Step 118: FILTERING THE IMAGES IN THE DATASET USING THE PSF FILTER SET. At step 118, method 100 filters the images in the dataset. First, the imaging sensor 24, or actual imaging sensor 24, would need to know where the objects are relative themselves. Each group of pixels is filtered with a PSF filter according to its depth, which is extracted from the depth map. Combining the filtered pixels—each corresponding to a different spatial location within the frame—back into a unified image.

The PSF may be tuned to register the objects being picked up. A predictable perception pipeline for an autonomous vehicle system may be developed, and may include, without limitation, predicting time variations based on the intermediate results, like proposals and raw points. Additional elements of the perception pipeline will be recognizable to those having ordinary skill in the art.

Optional Step 122: IMPLEMENTING A BLURRING EFFECT. At optional step 122, method 100 may implement a blurring effect. Blurring will be understood by those having ordinary skill in the art. Blurring may be, simply, one aberration—focus or lack thereof—of numerous other aberrations, these include, without limitation: spherical, coma, astigmatism, tilt, chromatic (longitudinal and lateral) and irregularity.

Optional Step 124: IMPLEMENTING A NOISE EFFECT. At optional step 124, method 100 may implement a noise tradeoff or effect. Generally, as will be recognized by those having ordinary skill in the art, noise tradeoff refers to increasing the information rate, the signal-to-noise ratio and the allocated bandwidth may be traded off against each other.
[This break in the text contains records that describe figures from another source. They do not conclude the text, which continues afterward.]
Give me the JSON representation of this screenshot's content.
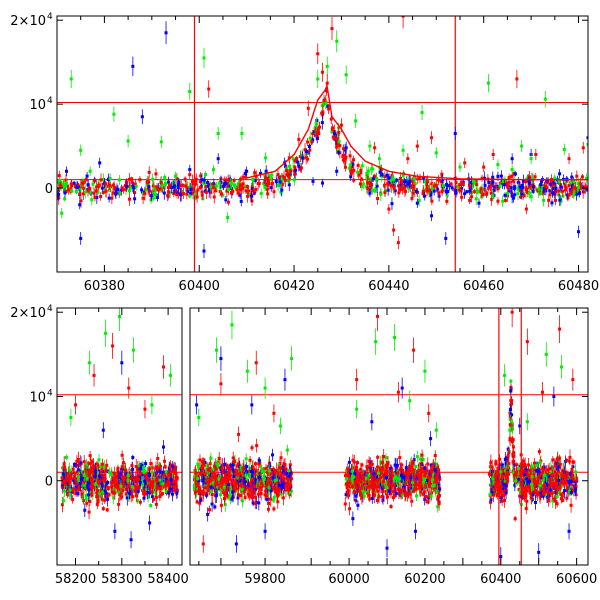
{
  "chart_data": [
    {
      "type": "scatter",
      "panel": "top",
      "title": "",
      "xlabel": "",
      "ylabel": "",
      "xlim": [
        60370,
        60482
      ],
      "ylim": [
        -10000,
        20500
      ],
      "xticks": [
        60380,
        60400,
        60420,
        60440,
        60460,
        60480
      ],
      "yticks": [
        {
          "value": 0,
          "label": "0"
        },
        {
          "value": 10000,
          "label": "10",
          "exp": "4"
        },
        {
          "value": 20000,
          "label": "2×10",
          "exp": "4"
        }
      ],
      "vlines": [
        60399,
        60454
      ],
      "hlines": [
        1000,
        10200
      ],
      "colors": {
        "series_a": "#ff0000",
        "series_b": "#0000ff",
        "series_c": "#00ee00"
      },
      "series": [
        {
          "color": "#0000ff",
          "points": [
            [
              60372,
              2000
            ],
            [
              60375,
              -6000
            ],
            [
              60379,
              3000
            ],
            [
              60381,
              -1200
            ],
            [
              60386,
              14500
            ],
            [
              60388,
              8500
            ],
            [
              60393,
              18500
            ],
            [
              60398,
              2200
            ],
            [
              60401,
              -7500
            ],
            [
              60404,
              3500
            ],
            [
              60410,
              2000
            ],
            [
              60418,
              3000
            ],
            [
              60421,
              2600
            ],
            [
              60424,
              800
            ],
            [
              60426,
              600
            ],
            [
              60429,
              2000
            ],
            [
              60431,
              4800
            ],
            [
              60436,
              -600
            ],
            [
              60441,
              800
            ],
            [
              60444,
              500
            ],
            [
              60446,
              -1800
            ],
            [
              60449,
              -3300
            ],
            [
              60452,
              -6000
            ],
            [
              60454,
              6500
            ],
            [
              60459,
              -1800
            ],
            [
              60463,
              1400
            ],
            [
              60466,
              3500
            ],
            [
              60470,
              4000
            ],
            [
              60472,
              400
            ],
            [
              60476,
              1700
            ],
            [
              60480,
              -5200
            ],
            [
              60482,
              6000
            ]
          ]
        },
        {
          "color": "#00ee00",
          "points": [
            [
              60371,
              -3000
            ],
            [
              60372,
              500
            ],
            [
              60373,
              13000
            ],
            [
              60375,
              4500
            ],
            [
              60377,
              2000
            ],
            [
              60382,
              8800
            ],
            [
              60385,
              5600
            ],
            [
              60389,
              500
            ],
            [
              60392,
              5500
            ],
            [
              60395,
              1400
            ],
            [
              60398,
              11500
            ],
            [
              60401,
              15500
            ],
            [
              60403,
              2200
            ],
            [
              60404,
              6500
            ],
            [
              60406,
              -3500
            ],
            [
              60409,
              6500
            ],
            [
              60414,
              3600
            ],
            [
              60425,
              13000
            ],
            [
              60427,
              14500
            ],
            [
              60429,
              17500
            ],
            [
              60431,
              13500
            ],
            [
              60433,
              8000
            ],
            [
              60436,
              5000
            ],
            [
              60438,
              3500
            ],
            [
              60441,
              1000
            ],
            [
              60443,
              4500
            ],
            [
              60447,
              9000
            ],
            [
              60450,
              4200
            ],
            [
              60455,
              2500
            ],
            [
              60461,
              12500
            ],
            [
              60463,
              2800
            ],
            [
              60466,
              2200
            ],
            [
              60468,
              5000
            ],
            [
              60470,
              3500
            ],
            [
              60473,
              10600
            ],
            [
              60475,
              1200
            ],
            [
              60477,
              4600
            ],
            [
              60479,
              -800
            ],
            [
              60482,
              5200
            ]
          ]
        },
        {
          "color": "#ff0000",
          "points": [
            [
              60373,
              500
            ],
            [
              60384,
              -200
            ],
            [
              60389,
              700
            ],
            [
              60398,
              1600
            ],
            [
              60402,
              11800
            ],
            [
              60408,
              -200
            ],
            [
              60414,
              1200
            ],
            [
              60419,
              3600
            ],
            [
              60421,
              5800
            ],
            [
              60423,
              9500
            ],
            [
              60425,
              16000
            ],
            [
              60426,
              13800
            ],
            [
              60427,
              12500
            ],
            [
              60428,
              19000
            ],
            [
              60430,
              7500
            ],
            [
              60432,
              2000
            ],
            [
              60434,
              500
            ],
            [
              60437,
              4800
            ],
            [
              60440,
              -2500
            ],
            [
              60441,
              -5000
            ],
            [
              60442,
              -6500
            ],
            [
              60443,
              20500
            ],
            [
              60444,
              3500
            ],
            [
              60446,
              5000
            ],
            [
              60449,
              6000
            ],
            [
              60456,
              3000
            ],
            [
              60460,
              2500
            ],
            [
              60462,
              4000
            ],
            [
              60467,
              13000
            ],
            [
              60469,
              -2500
            ],
            [
              60471,
              4000
            ],
            [
              60474,
              -800
            ],
            [
              60478,
              3500
            ],
            [
              60481,
              4800
            ]
          ]
        }
      ],
      "model_curve": [
        [
          60410,
          1200
        ],
        [
          60416,
          2000
        ],
        [
          60420,
          4000
        ],
        [
          60423,
          7000
        ],
        [
          60425,
          10500
        ],
        [
          60427,
          12000
        ],
        [
          60428,
          8500
        ],
        [
          60430,
          7000
        ],
        [
          60432,
          5000
        ],
        [
          60435,
          3200
        ],
        [
          60440,
          2000
        ],
        [
          60446,
          1400
        ],
        [
          60455,
          1100
        ],
        [
          60470,
          1000
        ],
        [
          60482,
          1000
        ]
      ]
    },
    {
      "type": "scatter",
      "panel": "bottom",
      "title": "",
      "xlabel": "",
      "ylabel": "",
      "segments": [
        {
          "xlim": [
            58160,
            58430
          ],
          "xticks": [
            58200,
            58300,
            58400
          ],
          "center": 58300
        },
        {
          "xlim": [
            59630,
            59870
          ],
          "xticks": [
            59800
          ],
          "center": 59750
        },
        {
          "xlim": [
            59860,
            60630
          ],
          "xticks": [
            60000,
            60200,
            60400,
            60600
          ],
          "center": 60150
        }
      ],
      "ylim": [
        -10000,
        20500
      ],
      "yticks": [
        {
          "value": 0,
          "label": "0"
        },
        {
          "value": 10000,
          "label": "10",
          "exp": "4"
        },
        {
          "value": 20000,
          "label": "2×10",
          "exp": "4"
        }
      ],
      "hlines": [
        1000,
        10200
      ],
      "colors": {
        "series_a": "#ff0000",
        "series_b": "#0000ff",
        "series_c": "#00ee00"
      },
      "series": [
        {
          "color": "#0000ff",
          "points": [
            [
              58220,
              -3500
            ],
            [
              58260,
              6000
            ],
            [
              58285,
              -6000
            ],
            [
              58300,
              14000
            ],
            [
              58320,
              -7000
            ],
            [
              58360,
              -5000
            ],
            [
              58390,
              4000
            ],
            [
              59645,
              9000
            ],
            [
              59670,
              -4000
            ],
            [
              59700,
              14500
            ],
            [
              59735,
              -7500
            ],
            [
              59770,
              9000
            ],
            [
              59800,
              -6000
            ],
            [
              59845,
              12000
            ],
            [
              60010,
              -4500
            ],
            [
              60060,
              7000
            ],
            [
              60100,
              -8000
            ],
            [
              60140,
              11000
            ],
            [
              60175,
              -6000
            ],
            [
              60215,
              5000
            ],
            [
              60400,
              -9000
            ],
            [
              60450,
              6500
            ],
            [
              60500,
              -8500
            ],
            [
              60540,
              10000
            ],
            [
              60580,
              -6000
            ]
          ]
        },
        {
          "color": "#00ee00",
          "points": [
            [
              58190,
              7500
            ],
            [
              58230,
              14000
            ],
            [
              58265,
              17500
            ],
            [
              58295,
              19500
            ],
            [
              58325,
              15500
            ],
            [
              58365,
              9000
            ],
            [
              58405,
              12500
            ],
            [
              59650,
              7500
            ],
            [
              59690,
              15500
            ],
            [
              59725,
              18500
            ],
            [
              59760,
              13000
            ],
            [
              59800,
              11000
            ],
            [
              59835,
              6500
            ],
            [
              59860,
              14500
            ],
            [
              60020,
              8500
            ],
            [
              60070,
              16500
            ],
            [
              60120,
              17000
            ],
            [
              60160,
              9500
            ],
            [
              60200,
              13000
            ],
            [
              60230,
              6000
            ],
            [
              60410,
              12500
            ],
            [
              60470,
              7000
            ],
            [
              60520,
              15000
            ],
            [
              60560,
              13500
            ]
          ]
        },
        {
          "color": "#ff0000",
          "points": [
            [
              58200,
              9000
            ],
            [
              58240,
              12500
            ],
            [
              58280,
              16000
            ],
            [
              58315,
              11000
            ],
            [
              58350,
              8500
            ],
            [
              58390,
              13500
            ],
            [
              59660,
              -7500
            ],
            [
              59700,
              11500
            ],
            [
              59740,
              5500
            ],
            [
              59780,
              14000
            ],
            [
              59820,
              8000
            ],
            [
              60020,
              12000
            ],
            [
              60075,
              19500
            ],
            [
              60130,
              10500
            ],
            [
              60170,
              15500
            ],
            [
              60210,
              8000
            ],
            [
              60430,
              20000
            ],
            [
              60470,
              16500
            ],
            [
              60510,
              10500
            ],
            [
              60555,
              18000
            ],
            [
              60590,
              12000
            ]
          ]
        }
      ]
    }
  ]
}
Step 126: FILTERING DATASET AND FEEDING INTO PERCEPTION PIPELINE. At step 126, method 100 filters the dataset and feeds into the perception pipeline. Note that this may include, without limitation, generating synthetic imagery from both the plane images and the perceived images. Skilled artisans will recognize the different filters that may be applied to one or more datasets.

Step 128: ACCURATELY INCORPORATING OPTICAL EFFECTS INTO THE GENERATED SYNTHETIC IMAGERY. At step 128, method 100 incorporates one or more optical effects into the generated synthetic imagery. Skilled artisans will recognize what accurately may mean.
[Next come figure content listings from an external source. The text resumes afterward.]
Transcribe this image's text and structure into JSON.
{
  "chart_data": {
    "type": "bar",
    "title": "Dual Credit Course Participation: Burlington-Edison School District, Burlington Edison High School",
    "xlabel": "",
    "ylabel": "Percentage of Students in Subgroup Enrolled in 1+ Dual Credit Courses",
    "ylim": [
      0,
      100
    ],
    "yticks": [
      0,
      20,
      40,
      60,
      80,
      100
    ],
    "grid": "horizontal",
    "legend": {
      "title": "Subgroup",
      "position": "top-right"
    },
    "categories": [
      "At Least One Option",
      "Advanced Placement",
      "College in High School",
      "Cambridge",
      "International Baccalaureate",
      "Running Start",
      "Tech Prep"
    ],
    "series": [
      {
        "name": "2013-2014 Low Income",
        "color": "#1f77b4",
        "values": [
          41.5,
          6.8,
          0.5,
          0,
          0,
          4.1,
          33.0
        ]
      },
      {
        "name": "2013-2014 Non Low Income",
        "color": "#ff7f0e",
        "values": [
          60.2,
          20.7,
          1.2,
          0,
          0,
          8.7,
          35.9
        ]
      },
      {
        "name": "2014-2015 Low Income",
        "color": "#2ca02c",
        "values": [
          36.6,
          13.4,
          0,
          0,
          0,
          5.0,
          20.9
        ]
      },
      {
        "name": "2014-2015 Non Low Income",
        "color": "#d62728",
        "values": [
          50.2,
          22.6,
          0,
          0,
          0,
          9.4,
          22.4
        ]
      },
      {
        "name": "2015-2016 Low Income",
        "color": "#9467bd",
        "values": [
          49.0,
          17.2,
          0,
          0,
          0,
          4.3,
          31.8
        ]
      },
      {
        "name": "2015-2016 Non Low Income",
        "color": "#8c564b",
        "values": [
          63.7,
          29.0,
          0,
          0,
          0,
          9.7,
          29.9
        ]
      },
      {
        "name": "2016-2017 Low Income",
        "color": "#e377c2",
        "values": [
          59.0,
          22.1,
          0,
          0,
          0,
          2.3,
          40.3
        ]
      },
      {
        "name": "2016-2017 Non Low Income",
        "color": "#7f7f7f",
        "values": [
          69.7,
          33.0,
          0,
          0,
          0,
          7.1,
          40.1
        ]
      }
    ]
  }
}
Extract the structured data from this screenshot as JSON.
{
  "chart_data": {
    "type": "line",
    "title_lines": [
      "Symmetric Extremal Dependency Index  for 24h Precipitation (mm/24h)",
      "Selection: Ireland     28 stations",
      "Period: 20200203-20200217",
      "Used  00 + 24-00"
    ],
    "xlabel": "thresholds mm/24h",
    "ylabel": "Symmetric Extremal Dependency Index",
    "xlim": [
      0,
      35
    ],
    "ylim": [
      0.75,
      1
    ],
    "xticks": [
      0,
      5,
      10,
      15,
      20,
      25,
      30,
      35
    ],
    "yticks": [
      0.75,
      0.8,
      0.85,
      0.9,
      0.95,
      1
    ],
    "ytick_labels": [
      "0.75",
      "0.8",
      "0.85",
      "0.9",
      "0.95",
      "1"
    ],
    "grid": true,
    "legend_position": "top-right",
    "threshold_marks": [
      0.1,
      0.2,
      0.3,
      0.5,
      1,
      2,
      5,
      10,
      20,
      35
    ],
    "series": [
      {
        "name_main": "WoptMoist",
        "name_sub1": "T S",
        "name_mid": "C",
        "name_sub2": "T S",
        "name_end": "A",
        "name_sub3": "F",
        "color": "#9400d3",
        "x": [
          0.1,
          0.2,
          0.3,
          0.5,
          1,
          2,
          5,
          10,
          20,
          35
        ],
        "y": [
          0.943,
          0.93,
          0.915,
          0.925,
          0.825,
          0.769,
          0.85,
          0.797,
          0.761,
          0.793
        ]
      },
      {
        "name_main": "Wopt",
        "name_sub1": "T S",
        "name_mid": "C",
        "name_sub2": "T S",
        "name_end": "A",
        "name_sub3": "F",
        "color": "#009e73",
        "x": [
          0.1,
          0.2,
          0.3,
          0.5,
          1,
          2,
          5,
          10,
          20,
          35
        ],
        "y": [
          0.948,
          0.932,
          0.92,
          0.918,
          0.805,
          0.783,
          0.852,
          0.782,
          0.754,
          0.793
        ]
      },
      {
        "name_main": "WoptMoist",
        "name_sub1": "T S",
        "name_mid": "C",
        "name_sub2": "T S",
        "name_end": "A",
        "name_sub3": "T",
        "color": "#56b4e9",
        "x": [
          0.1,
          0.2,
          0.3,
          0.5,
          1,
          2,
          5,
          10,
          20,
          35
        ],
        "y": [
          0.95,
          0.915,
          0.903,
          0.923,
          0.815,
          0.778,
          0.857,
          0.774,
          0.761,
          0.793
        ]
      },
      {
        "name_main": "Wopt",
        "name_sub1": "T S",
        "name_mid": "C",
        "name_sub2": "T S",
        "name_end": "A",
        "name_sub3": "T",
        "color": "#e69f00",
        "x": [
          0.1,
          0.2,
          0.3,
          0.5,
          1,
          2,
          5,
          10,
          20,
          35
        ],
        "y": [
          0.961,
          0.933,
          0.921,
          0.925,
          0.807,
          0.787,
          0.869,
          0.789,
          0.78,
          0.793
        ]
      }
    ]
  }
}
Optional Step 132: IMAGING SENSOR IS LOCATED WITHIN A CABIN OF THE VEHICLE. At optional step 132, method 100 may have the imaging sensor located within a cabin of the vehicle 22. Note that skilled artisan will recognize other locations for the imaging sensors 24, including, without limitation, exterior to the vehicle 22, and/or forward or backward of the vehicle 22.

Step 134: RENDERING ONE OR MORE PHOTO-REALISTIC SCENES ON THE GENERATED SYNTHETIC IMAGERY. At step 134, method 100 renders photo-realistic scenes onto, or within, the generated synthetic imagery. Note, importantly, that test-drives of the vehicle(s) 22 may not be needed for data collection due to the generated synthetic imagery and/or the photo-realistic scenes. Skilled artisans will recognize why test drives are not be needed for data collection.

Step 140: END/LOOP. At step 140, the method 100 ends or loops. Ending/looping may include proceeding back to start step 110 or waiting until called upon to run again, such as by one of the controllers 20 or another portion of the connectivity system 10.

The detailed description and the drawings or figures are supportive and descriptive of the subject matter herein. While some of the best modes and other embodiments have been described in detail, various alternative designs, embodiments, and configurations exist.

Furthermore, any examples shown in the drawings or the characteristics of various examples mentioned in the present description are not necessarily to be understood as examples independent of each other. Rather, it is possible that each of the characteristics described in one of the examples of an embodiment can be combined with one or a plurality of other desired characteristics from other examples, resulting in other examples not described in words or by reference to the drawings. Accordingly, such other examples fall within the framework of the scope of the appended claims.